Politics & Policy

“Dump Don”

The media coverage of the Defense secretary suggests more than reporting at work.

The mainstream media is abuzz, making their strongest drive yet to depose Defense Secretary Donald Rumsfeld. But a critical look at who’s talking and how their argument is framed shows a lack of new data from those theorizing Rumsfeld should step down.

While Democratic assaults against Rumsfeld and the Iraq-war effort are not new, the media is smitten at the prospect of GOP officials taking similar jabs at the Pentagon’s leadership. Leading the charge are Senators John McCain and Chuck Hagel. It was McCain who first made a splash two weeks ago on Fox News Sunday, announcing his lack of confidence in Rumsfeld. To no one’s surprise, the media ran with the story while McCain reciprocated, giving a number of interviews to print and television outlets. However, this past week when McCain issued the same statement, it was again treated as a breaking-news story. Meanwhile, Hagel continued his shadow-McCain approach, announcing on Face the Nation this Sunday that he too lacked confidence in Rumsfeld’s leadership.

However, two facts must be observed in weighing the credence of their claims. First, both McCain and Hagel have openly begun their campaigns to succeed President Bush in 2008. Positioning themselves as moderate critics of the administration allocates them credibility in the eyes of the mainstream press and provides greater access to the media coverage a potential presidential candidate needs. Second, their criticisms of Rumsfeld and Hagel’s opposition to the war effort are nothing new. Hagel went so far as to deride the entire administration for the deaths of soldiers in Iraq, stating, “I think it’s very reflective of how out of touch this crowd is.”

Maine Senator Susan Collins, fresh from her intelligence-reform victory over Rumsfeld, has been criticizing the war since it first became fashionable with the meteoric rise of the 9/11 Commission. And Trent Lott, an otherwise solid player in the war effort, has no love lost for an administration that allowed for, and some would argue advocated, his defrocking as Senate Majority Leader.

Meanwhile, the mainstream press has all but ignored the votes of confidence Rumsfeld has been receiving.
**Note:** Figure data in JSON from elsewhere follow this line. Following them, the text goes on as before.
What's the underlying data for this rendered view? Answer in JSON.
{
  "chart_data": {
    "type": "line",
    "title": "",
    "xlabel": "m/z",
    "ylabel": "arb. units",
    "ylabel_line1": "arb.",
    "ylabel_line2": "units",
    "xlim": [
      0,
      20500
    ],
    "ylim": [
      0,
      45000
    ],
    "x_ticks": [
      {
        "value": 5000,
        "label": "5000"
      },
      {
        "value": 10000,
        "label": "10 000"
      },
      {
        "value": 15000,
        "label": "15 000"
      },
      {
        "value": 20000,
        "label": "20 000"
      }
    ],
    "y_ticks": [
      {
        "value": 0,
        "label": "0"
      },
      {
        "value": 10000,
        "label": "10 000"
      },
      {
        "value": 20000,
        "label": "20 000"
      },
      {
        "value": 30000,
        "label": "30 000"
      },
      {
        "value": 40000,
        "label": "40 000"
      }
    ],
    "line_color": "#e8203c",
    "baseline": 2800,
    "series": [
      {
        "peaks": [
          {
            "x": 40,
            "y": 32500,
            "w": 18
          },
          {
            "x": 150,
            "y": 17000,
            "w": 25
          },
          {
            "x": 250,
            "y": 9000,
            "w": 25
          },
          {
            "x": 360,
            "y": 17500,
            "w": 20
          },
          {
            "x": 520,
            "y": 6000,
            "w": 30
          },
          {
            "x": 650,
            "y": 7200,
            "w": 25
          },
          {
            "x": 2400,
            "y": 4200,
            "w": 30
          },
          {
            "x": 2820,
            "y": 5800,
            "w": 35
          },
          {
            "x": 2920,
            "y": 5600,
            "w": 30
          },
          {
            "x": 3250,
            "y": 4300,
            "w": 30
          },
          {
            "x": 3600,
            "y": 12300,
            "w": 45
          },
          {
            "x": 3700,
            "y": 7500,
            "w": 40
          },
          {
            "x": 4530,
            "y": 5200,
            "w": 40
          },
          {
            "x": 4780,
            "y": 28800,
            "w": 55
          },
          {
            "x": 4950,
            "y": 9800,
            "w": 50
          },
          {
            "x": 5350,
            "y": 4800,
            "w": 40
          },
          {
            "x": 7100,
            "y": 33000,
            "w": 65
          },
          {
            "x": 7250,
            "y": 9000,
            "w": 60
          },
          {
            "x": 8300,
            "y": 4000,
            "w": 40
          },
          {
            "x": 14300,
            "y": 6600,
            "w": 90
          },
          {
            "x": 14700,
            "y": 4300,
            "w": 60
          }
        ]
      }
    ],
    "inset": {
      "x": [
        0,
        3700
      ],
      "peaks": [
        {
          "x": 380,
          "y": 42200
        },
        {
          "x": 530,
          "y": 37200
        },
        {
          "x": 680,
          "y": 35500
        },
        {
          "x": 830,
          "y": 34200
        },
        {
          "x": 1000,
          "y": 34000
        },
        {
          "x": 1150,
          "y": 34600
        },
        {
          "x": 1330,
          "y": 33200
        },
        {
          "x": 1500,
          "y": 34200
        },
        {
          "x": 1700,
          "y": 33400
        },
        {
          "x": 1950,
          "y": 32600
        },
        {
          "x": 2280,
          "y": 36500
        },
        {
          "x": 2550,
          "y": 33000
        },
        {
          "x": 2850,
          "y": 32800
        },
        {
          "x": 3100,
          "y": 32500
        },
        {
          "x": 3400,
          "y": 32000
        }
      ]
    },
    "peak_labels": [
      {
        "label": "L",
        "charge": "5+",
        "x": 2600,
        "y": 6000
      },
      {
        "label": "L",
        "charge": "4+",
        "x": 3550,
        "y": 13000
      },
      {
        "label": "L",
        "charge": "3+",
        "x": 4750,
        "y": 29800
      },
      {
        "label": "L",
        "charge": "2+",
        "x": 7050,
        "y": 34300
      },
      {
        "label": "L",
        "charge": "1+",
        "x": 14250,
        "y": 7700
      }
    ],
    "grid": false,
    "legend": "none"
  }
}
This past Friday, influential GOP Senators Wayne Allard, Sam Brownback, Jim Bunning, Saxby Chambliss, John Cornyn, Mike Enzi, James Inhofe, Jeff Sessions, Ted Stevens, Bill Frist, Mitch McConnell, Rick Santorum, Kay Bailey Hutchinson, Jon Kyl, and Elizabeth Dole released a joint statement offering support for Rumsfeld.

On Sunday’s Face the Nation, Chambliss stated in no uncertain terms, “This secretary is very sensitive to the needs of the military. He seems insensitive when he makes comments. And that seems to be what gets him in trouble.” And Virginia Senator John Warner, no close friend of Rumsfeld’s, added in his Meet the Press appearance, “I have confidence in my ability and his ability to continue to work together as a team for the common goals of the men and women of the Armed Forces and to support the goals of the commander in chief.”

More important politically than Rumsfeld’s critics are his allies. And he has no greater ally than the president himself. As war opponent Chris Matthews observed, “I think [Bush] knows the secretary of defense is his voodoo doll and that people are putting pins in him to get the president and they’re really attacking the war effort right now.” When asked about his secretary’s standing in Monday’s press conference, Bush told reporters, “I know Secretary Rumsfeld’s heart. I know how much he cares for the troops…. I have heard the anguish in his voice and seen it in his eyes when we talk about the danger in Iraq…. He’s a good, decent man. He’s a caring fellow. Sometimes perhaps his demeanor is rough and tough but beneath that rough and gruff no nonsense demeanor is a good human being who cares deeply about the military and deeply about the grief war causes.”

This is all not to say that complaints against Rumsfeld lack validity. As Rumsfeld himself responded in USA Today to the National Guard soldier’s question, “His question was a fair one, and I share his impatience.” But taken in full context, Rumsfeld’s critics lack the armor afforded to honest brokers not operating in a two-front political theater.

Eric Pfeiffer is senior writer for the National Journal’s “Hotline”.